Saratoga County supervisors went on record Tuesday opposing New York state’s plans to close the medium-security Mount McGregor prison.
“The main concern is the loss of 300 jobs,” said Supervisor Arthur Johnson, R-Wilton, in whose town most of the prison is located.
The board unanimously voted at a meeting in Ballston Spa to oppose the closure and notify Gov. Andrew Cuomo and other elected officials of their position.
The prison is at the top of Mount McGregor, where the towns of Wilton, Corinth and Moreau meet, though access to it is from Wilton. The prison currently has about 450 inmates.
About 320 people work at the prison, and a large percentage of them live in Saratoga County.
The state Department of Corrections and Community Supervision announced in July that Mount McGregor would be one of four facilities around the state closed because of declining inmate populations, particularly among drug offenders.

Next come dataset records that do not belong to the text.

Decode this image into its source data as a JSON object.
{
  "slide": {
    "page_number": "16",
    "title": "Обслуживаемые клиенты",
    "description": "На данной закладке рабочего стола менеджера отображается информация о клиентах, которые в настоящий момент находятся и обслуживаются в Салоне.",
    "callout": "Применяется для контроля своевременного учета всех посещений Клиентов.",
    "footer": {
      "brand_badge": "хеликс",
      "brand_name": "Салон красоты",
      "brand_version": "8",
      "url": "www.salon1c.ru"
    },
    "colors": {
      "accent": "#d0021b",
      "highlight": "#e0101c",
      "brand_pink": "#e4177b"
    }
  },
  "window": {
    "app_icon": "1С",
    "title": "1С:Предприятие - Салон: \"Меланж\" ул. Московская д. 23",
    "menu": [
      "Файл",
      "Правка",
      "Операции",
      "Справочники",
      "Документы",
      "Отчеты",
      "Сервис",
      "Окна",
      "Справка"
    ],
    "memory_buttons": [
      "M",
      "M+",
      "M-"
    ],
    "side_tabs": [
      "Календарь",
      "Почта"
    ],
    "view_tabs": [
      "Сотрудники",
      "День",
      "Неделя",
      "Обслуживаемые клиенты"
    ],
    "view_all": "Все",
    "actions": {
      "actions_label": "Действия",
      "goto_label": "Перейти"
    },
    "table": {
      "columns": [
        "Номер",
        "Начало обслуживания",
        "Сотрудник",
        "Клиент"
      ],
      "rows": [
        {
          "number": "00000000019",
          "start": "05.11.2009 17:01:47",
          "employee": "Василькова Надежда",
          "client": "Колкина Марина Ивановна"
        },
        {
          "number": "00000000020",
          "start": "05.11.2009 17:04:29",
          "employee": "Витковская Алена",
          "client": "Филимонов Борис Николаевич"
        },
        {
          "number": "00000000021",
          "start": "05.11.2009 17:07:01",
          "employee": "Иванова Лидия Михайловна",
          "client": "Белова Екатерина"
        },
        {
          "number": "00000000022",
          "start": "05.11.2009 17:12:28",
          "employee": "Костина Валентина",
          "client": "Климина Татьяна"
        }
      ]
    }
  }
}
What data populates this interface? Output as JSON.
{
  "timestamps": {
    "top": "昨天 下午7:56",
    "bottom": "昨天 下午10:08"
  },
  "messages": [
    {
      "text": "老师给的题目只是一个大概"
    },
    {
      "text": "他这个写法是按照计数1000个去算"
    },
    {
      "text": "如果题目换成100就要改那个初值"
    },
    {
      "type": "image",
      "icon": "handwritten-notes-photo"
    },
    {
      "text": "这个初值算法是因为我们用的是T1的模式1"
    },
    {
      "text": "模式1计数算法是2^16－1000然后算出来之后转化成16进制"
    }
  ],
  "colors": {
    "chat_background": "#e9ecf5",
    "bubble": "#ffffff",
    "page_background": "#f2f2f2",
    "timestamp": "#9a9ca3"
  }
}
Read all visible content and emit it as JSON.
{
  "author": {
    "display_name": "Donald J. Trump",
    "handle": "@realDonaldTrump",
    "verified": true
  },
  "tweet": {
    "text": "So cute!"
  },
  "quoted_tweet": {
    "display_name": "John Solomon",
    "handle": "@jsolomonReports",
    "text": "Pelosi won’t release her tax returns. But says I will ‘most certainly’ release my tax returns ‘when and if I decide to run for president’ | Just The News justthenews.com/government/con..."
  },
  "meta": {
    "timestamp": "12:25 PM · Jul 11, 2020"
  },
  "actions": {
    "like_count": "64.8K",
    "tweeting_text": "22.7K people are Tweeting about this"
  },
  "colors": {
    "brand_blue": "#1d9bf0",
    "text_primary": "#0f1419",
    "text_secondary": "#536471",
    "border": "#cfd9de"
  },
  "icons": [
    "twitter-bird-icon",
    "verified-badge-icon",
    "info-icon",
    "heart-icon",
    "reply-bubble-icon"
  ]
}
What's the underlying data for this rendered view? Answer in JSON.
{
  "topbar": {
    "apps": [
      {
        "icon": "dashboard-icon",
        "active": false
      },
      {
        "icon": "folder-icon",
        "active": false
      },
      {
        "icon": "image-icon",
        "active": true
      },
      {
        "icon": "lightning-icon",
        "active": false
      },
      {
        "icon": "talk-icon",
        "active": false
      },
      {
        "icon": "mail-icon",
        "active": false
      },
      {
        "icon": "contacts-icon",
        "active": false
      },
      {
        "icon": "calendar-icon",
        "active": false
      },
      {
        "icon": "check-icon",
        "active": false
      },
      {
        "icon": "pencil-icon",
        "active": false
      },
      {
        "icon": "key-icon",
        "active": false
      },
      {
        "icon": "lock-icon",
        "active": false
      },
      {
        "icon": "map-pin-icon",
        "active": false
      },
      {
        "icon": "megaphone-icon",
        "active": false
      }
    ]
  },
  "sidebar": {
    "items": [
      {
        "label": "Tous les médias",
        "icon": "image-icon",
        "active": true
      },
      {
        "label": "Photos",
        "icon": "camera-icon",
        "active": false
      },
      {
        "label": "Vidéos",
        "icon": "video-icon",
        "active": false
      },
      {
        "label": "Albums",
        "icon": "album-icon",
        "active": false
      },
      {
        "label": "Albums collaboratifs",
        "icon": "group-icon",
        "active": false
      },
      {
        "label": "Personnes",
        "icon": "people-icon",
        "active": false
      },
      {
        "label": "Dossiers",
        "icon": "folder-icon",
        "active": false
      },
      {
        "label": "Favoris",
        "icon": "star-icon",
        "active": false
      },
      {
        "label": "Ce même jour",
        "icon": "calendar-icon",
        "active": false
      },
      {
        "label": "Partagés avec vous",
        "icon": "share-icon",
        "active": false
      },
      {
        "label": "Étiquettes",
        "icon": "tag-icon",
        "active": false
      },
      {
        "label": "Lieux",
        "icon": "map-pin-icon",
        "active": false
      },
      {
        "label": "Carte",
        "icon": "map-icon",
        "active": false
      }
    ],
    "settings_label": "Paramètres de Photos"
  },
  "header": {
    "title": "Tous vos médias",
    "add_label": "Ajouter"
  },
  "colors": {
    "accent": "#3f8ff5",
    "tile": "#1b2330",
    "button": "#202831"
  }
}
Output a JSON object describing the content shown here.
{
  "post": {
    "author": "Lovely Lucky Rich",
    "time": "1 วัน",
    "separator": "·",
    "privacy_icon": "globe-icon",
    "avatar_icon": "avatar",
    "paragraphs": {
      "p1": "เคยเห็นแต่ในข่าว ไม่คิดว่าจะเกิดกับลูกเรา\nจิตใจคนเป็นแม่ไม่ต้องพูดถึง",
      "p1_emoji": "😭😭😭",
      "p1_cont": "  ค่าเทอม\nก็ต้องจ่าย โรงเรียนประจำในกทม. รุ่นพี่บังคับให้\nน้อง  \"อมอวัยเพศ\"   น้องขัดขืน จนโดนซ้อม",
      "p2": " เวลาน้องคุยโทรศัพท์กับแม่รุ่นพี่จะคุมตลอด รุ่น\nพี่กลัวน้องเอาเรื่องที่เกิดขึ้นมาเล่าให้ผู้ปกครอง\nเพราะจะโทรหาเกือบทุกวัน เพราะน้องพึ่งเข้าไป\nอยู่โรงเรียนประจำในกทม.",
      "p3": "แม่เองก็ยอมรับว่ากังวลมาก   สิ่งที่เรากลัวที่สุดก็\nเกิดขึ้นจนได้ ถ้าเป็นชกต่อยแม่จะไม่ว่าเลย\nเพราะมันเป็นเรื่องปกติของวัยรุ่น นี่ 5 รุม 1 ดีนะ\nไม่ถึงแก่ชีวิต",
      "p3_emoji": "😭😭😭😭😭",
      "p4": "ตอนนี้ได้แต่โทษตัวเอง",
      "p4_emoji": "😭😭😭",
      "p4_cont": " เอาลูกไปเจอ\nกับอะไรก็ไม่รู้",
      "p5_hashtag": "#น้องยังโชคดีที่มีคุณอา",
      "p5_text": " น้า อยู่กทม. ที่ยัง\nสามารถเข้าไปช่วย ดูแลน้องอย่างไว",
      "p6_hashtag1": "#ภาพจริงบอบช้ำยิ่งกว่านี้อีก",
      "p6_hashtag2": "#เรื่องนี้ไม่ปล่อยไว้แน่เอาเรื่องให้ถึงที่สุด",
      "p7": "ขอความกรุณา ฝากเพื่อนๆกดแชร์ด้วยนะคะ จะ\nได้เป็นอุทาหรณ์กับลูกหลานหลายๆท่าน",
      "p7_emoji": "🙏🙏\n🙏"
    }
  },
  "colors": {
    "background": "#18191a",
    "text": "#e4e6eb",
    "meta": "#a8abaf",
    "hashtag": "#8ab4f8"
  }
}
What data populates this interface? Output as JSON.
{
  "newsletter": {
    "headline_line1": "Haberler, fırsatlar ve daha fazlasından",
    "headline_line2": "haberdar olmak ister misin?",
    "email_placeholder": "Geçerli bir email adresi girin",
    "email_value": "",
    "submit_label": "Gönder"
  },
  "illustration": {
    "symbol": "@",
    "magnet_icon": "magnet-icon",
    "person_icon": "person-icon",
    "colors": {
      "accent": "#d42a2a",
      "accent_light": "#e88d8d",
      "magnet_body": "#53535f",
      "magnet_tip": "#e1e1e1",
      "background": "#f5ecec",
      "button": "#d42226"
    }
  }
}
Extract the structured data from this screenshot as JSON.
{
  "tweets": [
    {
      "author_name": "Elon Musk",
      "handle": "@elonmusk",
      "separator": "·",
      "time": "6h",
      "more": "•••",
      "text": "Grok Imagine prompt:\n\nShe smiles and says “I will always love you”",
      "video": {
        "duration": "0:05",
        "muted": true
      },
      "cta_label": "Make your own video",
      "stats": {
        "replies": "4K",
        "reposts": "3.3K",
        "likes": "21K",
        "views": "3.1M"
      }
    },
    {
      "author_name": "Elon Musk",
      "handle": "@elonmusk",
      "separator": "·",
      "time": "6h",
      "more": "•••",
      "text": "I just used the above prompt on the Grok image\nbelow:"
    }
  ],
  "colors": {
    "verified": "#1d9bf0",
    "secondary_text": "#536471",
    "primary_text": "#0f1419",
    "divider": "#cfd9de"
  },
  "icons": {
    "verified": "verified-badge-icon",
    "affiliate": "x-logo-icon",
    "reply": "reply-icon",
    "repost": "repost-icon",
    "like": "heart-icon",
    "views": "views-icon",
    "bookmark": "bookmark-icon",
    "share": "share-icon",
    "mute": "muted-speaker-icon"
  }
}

The closure would take place next summer. So far, state officials haven’t shown any willingness to cancel their plans.
Johnson, however, noted that local lobbying efforts have succeeded in the past when Mount McGregor was threatened with closure.
In 2004, local officials opposed plans to close Mount McGregor’s minimum-security section, and those plans were later dropped.
The minimum-security portion eventually was closed, however, in 2009, due to inmate population declines. About 80 jobs were lost.
In addition to the loss of jobs for corrections officers and support staff, Johnson said local communities would also lose the help that’s occasionally been provided by inmate work crews. Inmate crews have been allowed at times to paint, clean roadsides and provide other services to local communities and nonprofit organizations.
Johnson said he’s also discussed with representatives of the corrections officers’ union an effort to seek support from the New York State Association of Towns for keeping open all four prisons that are threatened with closure.
The other facilities scheduled to be closed next year are the Monterey Shock camp in Schuyler County and the medium-security prisons at Butler in Wayne County and Chateaugay in Franklin County. State officials said the four closings will save $30 million annually.